Contents
Dostoevsky’s The Brothers Karamazov Brothers Karamazov Essays
The Brothers Karamazov – Thriller
The Brothers Karamazov is an enthralling thriller about the strive for self-redemption in the eyes of God as well as in the hearts of the Russians. The murder of Fyodor Karamazov, a foolish and heartless savage who betrays his own sons of a father’s care, venomously seeps its way into Dmitri, Ivan, and Alyosha’s lives causing innocence to request fault and suffering. With intricate characterizations, Dostoevsky magnificently presents the internal agony that derives from a wavering spirit.
The religious teachings of the great elder Father Zosima engross the minds of the spiritually inadequate throughout the novel. Dostoevsky essentially carries these guidelines to peaceful immortality by means of the character Alyosha. At the death bed of the holy man, Alyosha absorbs the sanctified secrets and thus transmits them,through Dostoevsky’s technique of linkage, into the minds of about all of the characters in the novel, creating a strong, common vine that integrates itself from the beginning paragraph to the epilogue.
The main theory that Father Zosima advises Alyosha to follow, revolves around the total purification of one’s soul through torment and suffering. In the beginning of the novel, Father Zosima predicts that Dmitri will somehow redeem himself for all his past sins, involving his hot temper and recklessness, because Dmitri has the heart of a true Russian who loves the gifts of the Earth and has the desire, however deep inside him, to love and obey God’s laws. After the murder of Fyodor, Dmitri, even though he is innocent of the crime, feels guilty for his immoral behavior in his life and also his want to vanquish his father. He finally realizes that “it’s not only impossible to live a scoundrel, but impossible to die a scoundrel” (442), and so he is truly ready to undergo harsh punishment in order to resurrect as a pious individual.
By carelessly playing with the passions of both Fyodor and Dmitri, Grushenka feels responsible for the murder. In an attempt to punish herself, Grushenka buries herself in Dmitri’s sins, and confesses passionately that she will never separate her love from him. Again, Father Zosima’s teachings have grasped the soul of another character. The elder preached that one should love all indiscriminately, and by caring for Dmitri to the point of physical sickness, which is also a form of exhibiting suffering, Grushenka completes her “spiritual transformation” (537).
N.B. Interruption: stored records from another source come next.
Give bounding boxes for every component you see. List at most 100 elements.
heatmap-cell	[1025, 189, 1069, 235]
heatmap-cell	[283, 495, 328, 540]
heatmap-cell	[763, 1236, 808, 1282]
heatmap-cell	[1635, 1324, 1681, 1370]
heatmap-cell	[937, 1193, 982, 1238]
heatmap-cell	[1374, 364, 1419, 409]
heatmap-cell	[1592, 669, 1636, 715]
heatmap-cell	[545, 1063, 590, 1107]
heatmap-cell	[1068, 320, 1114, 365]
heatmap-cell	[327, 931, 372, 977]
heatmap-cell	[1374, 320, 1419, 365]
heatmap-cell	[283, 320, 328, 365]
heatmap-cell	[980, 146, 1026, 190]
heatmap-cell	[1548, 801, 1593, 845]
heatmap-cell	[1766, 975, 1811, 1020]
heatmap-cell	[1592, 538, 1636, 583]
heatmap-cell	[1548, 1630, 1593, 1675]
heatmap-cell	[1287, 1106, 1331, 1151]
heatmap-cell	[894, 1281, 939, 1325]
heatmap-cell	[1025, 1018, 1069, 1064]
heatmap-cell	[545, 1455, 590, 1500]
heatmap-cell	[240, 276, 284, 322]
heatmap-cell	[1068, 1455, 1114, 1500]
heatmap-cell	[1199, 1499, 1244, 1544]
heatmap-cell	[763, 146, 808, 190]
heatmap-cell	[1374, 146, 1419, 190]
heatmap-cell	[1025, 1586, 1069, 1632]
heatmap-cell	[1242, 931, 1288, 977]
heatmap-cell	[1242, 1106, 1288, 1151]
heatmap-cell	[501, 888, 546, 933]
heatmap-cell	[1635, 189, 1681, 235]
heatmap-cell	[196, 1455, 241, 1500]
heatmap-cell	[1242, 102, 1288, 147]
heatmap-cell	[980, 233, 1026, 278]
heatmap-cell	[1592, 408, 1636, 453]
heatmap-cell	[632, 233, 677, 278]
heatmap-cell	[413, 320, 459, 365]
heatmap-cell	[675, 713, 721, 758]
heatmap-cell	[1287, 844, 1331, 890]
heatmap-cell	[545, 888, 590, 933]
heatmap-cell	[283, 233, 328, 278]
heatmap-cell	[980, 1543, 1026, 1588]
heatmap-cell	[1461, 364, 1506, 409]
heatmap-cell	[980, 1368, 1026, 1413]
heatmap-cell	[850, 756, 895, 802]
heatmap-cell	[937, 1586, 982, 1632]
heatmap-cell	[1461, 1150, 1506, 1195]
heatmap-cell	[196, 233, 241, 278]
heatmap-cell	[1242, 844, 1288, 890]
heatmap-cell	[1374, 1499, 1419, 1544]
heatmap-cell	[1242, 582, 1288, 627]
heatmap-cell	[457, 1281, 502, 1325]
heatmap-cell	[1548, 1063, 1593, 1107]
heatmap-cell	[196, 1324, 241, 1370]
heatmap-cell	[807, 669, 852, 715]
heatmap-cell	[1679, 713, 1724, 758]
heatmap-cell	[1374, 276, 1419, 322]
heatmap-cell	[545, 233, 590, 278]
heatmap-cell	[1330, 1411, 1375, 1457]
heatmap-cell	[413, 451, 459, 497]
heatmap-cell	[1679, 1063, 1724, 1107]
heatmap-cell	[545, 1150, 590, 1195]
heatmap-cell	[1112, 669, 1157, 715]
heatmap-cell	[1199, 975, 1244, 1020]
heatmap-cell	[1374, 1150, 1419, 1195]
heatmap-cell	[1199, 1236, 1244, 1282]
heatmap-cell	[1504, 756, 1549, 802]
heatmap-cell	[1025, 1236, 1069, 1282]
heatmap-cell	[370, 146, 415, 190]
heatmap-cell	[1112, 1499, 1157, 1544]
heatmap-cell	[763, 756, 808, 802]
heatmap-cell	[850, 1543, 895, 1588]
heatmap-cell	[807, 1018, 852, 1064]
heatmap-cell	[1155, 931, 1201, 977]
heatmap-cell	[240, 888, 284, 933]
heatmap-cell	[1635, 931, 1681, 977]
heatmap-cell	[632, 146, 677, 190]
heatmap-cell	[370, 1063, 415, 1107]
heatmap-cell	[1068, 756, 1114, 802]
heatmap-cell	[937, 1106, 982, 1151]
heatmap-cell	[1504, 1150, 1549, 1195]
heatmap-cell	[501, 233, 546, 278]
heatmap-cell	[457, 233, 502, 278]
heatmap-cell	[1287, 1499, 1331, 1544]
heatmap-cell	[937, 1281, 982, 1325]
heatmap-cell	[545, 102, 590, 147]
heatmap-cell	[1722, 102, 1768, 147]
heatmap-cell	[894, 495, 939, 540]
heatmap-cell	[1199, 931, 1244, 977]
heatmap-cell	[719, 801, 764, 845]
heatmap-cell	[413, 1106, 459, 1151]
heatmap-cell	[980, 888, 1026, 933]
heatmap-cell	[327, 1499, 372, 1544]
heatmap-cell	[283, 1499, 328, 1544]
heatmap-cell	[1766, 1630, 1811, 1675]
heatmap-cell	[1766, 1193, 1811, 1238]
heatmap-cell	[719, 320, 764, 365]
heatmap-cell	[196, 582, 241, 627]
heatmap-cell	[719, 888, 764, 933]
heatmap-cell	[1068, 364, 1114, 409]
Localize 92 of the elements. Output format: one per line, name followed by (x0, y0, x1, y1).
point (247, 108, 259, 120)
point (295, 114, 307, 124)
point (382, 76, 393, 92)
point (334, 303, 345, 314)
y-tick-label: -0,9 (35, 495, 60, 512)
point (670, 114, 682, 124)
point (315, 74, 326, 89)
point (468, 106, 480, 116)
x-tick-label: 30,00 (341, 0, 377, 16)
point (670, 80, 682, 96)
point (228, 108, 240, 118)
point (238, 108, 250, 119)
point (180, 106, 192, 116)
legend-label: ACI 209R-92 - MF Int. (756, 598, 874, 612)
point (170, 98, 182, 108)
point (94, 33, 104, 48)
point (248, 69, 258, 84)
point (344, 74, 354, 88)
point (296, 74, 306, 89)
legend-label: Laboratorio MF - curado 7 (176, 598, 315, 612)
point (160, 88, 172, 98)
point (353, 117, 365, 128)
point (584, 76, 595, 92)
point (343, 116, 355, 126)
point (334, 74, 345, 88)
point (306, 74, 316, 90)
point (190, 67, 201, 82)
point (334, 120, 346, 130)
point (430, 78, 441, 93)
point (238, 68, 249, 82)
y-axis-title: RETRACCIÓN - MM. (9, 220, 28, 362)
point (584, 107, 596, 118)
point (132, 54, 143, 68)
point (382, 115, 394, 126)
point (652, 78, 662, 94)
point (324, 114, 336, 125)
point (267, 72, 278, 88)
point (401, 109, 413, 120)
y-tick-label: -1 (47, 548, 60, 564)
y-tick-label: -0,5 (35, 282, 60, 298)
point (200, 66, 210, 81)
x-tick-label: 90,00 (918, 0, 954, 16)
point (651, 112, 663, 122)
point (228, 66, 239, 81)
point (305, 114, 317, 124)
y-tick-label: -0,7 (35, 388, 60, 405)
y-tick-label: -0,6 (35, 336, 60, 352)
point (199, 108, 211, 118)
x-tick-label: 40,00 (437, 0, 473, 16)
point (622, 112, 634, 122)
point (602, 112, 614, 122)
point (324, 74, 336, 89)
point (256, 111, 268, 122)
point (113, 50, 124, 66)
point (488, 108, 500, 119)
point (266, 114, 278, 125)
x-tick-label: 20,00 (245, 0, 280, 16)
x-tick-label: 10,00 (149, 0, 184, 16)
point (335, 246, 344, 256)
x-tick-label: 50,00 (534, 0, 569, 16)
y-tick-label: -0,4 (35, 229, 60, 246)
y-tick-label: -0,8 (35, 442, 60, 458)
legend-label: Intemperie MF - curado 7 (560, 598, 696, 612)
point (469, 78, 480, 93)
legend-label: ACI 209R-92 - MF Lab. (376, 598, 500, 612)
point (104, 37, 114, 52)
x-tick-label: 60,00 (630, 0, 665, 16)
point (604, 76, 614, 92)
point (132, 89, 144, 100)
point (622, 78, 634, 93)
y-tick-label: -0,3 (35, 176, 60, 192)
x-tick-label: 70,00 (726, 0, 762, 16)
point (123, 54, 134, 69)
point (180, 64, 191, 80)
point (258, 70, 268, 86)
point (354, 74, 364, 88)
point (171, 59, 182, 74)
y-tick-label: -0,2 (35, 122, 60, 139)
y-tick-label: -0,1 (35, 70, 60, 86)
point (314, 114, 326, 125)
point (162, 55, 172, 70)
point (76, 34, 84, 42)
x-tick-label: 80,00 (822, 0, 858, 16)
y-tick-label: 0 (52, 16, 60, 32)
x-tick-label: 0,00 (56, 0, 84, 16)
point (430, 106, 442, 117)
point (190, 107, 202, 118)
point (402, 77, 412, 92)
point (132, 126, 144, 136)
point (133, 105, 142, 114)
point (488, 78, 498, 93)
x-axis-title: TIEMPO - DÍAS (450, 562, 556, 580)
The complex character of Ivan, undergoes his own form of “suffering,” yet without wanting to become closer to God. Through Ivan’s writings, Dostoevsky presents the opposition to Father Zosima’s philosophical views. Although he does admit to the existence of God, Ivan refuses to accept the world that God has created, specifically the suffering of innocence. Accompanying his view of religion, is a cocky, intellectual attitude that emerges into Ivan’s imaginary “devil,” resulting in a complete nervous breakdown that leaves him grappling on the edge of sanity. Thus Ivan endures suffering, like the others, yet he never seems to reach the rewards of the higher spiritual plain.
Overall, Dostoevsky depicts the journeys to purity and the need, of all creatures in the world, for love and divine guidance.